Dr Guillermo Lopez-Campos, Biomedical Informatics Researcher at HBIRU, travelled to the US to attend an open meeting of the Genome in a Bottle Consortium. This project, organised by the National Institute of Standards and Technology (NIST), aims to establish reference-material, -methods and -data for a selected whole genome. This ‘example’ genome, the accompanying documentation and data will offer a benchmark or standard, against which the validity of other methods can be measured.
The meeting was called to continue work towards the establishment of a NIST standard for use in the development and setting of clinical applications of next generation sequencing (NGS). The basis of the standard will be a well-characterized reference sample, which could be used to assess the quality of various NGS methods. The development of this reference material (RM) is also being monitored by the US Food and Drug Administration (FDA) and the consortium intend to submit to FDA for assessment and approval. This is intended to be only the first of several to be developed. Attendees at the meeting were a diverse community, including academics, industry, government and interested members of the general public.
Day One of the meeting was devoted to a series of talks setting the ground of the project, covering aspects such as the clinical application of NGS; technical aspects including the analysis of bias and error sources associated with the different technologies; and finally an example of current work towards the development of well-characterized genomes.
Once the scope of the meeting was set out by these talks, there were a series of 5 minute presentations by people involved in similar or related initiatives for different applications. These presentations included efforts for the development of reference samples; proficiency assessment; development of a model of consent; and how to report secondary findings.

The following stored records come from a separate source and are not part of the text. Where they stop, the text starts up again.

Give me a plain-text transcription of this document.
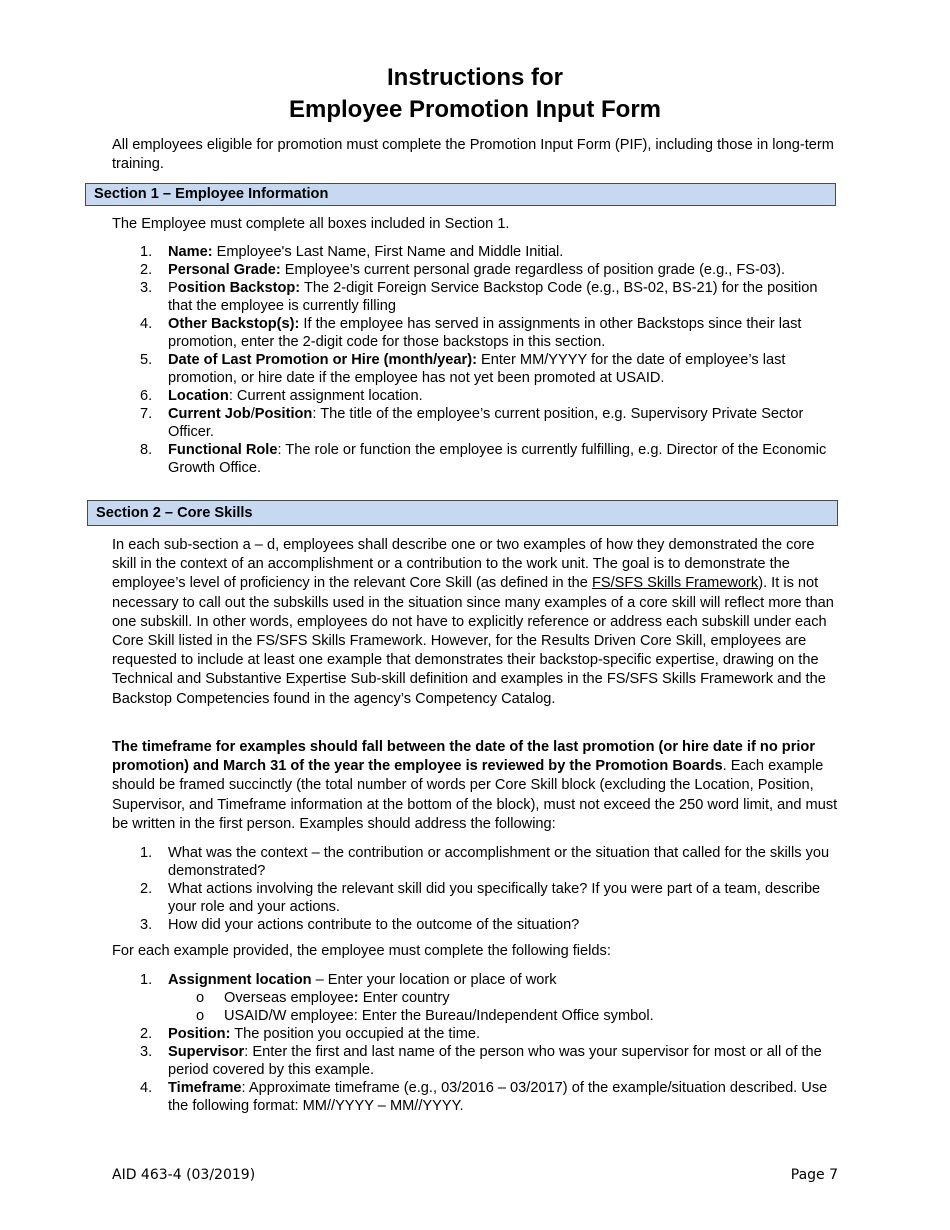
Instructions for
Employee Promotion Input Form
All employees eligible for promotion must complete the Promotion Input Form (PIF), including those in long-term training.
Section 1 – Employee Information
The Employee must complete all boxes included in Section 1.
1. Name: Employee's Last Name, First Name and Middle Initial.
2. Personal Grade: Employee’s current personal grade regardless of position grade (e.g., FS-03).
3. Position Backstop: The 2-digit Foreign Service Backstop Code (e.g., BS-02, BS-21) for the position that the employee is currently filling
4. Other Backstop(s): If the employee has served in assignments in other Backstops since their last promotion, enter the 2-digit code for those backstops in this section.
5. Date of Last Promotion or Hire (month/year): Enter MM/YYYY for the date of employee’s last promotion, or hire date if the employee has not yet been promoted at USAID.
6. Location: Current assignment location.
7. Current Job/Position: The title of the employee’s current position, e.g. Supervisory Private Sector Officer.
8. Functional Role: The role or function the employee is currently fulfilling, e.g. Director of the Economic Growth Office.
Section 2 – Core Skills
In each sub-section a – d, employees shall describe one or two examples of how they demonstrated the core skill in the context of an accomplishment or a contribution to the work unit. The goal is to demonstrate the employee’s level of proficiency in the relevant Core Skill (as defined in the FS/SFS Skills Framework). It is not necessary to call out the subskills used in the situation since many examples of a core skill will reflect more than one subskill. In other words, employees do not have to explicitly reference or address each subskill under each Core Skill listed in the FS/SFS Skills Framework. However, for the Results Driven Core Skill, employees are requested to include at least one example that demonstrates their backstop-specific expertise, drawing on the Technical and Substantive Expertise Sub-skill definition and examples in the FS/SFS Skills Framework and the Backstop Competencies found in the agency’s Competency Catalog.
The timeframe for examples should fall between the date of the last promotion (or hire date if no prior promotion) and March 31 of the year the employee is reviewed by the Promotion Boards. Each example should be framed succinctly (the total number of words per Core Skill block (excluding the Location, Position, Supervisor, and Timeframe information at the bottom of the block), must not exceed the 250 word limit, and must be written in the first person. Examples should address the following:
1. What was the context – the contribution or accomplishment or the situation that called for the skills you demonstrated?
2. What actions involving the relevant skill did you specifically take? If you were part of a team, describe your role and your actions.
3. How did your actions contribute to the outcome of the situation?
For each example provided, the employee must complete the following fields:
1. Assignment location – Enter your location or place of work
o Overseas employee: Enter country
o USAID/W employee: Enter the Bureau/Independent Office symbol.
2. Position: The position you occupied at the time.
3. Supervisor: Enter the first and last name of the person who was your supervisor for most or all of the period covered by this example.
4. Timeframe: Approximate timeframe (e.g., 03/2016 – 03/2017) of the example/situation described. Use the following format: MM//YYYY – MM//YYYY.
AID 463-4 (03/2019)	Page 7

After the presentations, participants joined to one of the four working groups for the development of work plans and scheduling of that work. The four groups were:
- Reference Material Selection and Design
- Measurements for Reference Material Characterization
- Bioinformatics, Data Integration and Data Representation
- Performance Metrics and Figures of Merit
Day Two comprised presentations from the working groups, seeking feedback and comment from the other attendees. There were several presentations focused on the use of samples from the 1000 Genomes Project, more precisely on the use of sample NA12878, as a good candidate for the reference sample due to the great amount of data already available for this particular sample. Some concerns were raised about the use of this sample as there it is intended to market the end product of this work; however the donor only gave consent for research, not for commercialization.
Regarding the samples to be developed, it was proposed to use samples from different ethnic backgrounds, balanced gender and using low passed cells to control the genomic drift. Remarks were made about the benefits of using as many sequencing platforms as possible and to keep the door open to development of new methods for new sequencing technologies that are being developed or that might be developed in the future as well as the use of these techniques for error correction and validation. One important suggestion made during the meeting was the classification of the genome into different areas depending on the how difficult it is to sequence them, so this concept might be considered during the assessment processes.
Another proposal was the development of tools for data visualization and an underlying database with the associated metadata; which although not visible in entirety, could be used for filtering purposes, for each reference material developed.
Bioinformatics will play a key role in the process from start to finish, and during the meeting the bioinformatics group identified four different tasks associated with their role. This included collection of all relevant data to create a data repository associated with sample NA12878, establishing a protocol to define a minimum quality for data filtering, running different pipelines and finally a consensus call integration.
The collaborative work of the Genome in a Bottle Consortium will continue by means of teleconferences and face to face meetings of specific working groups.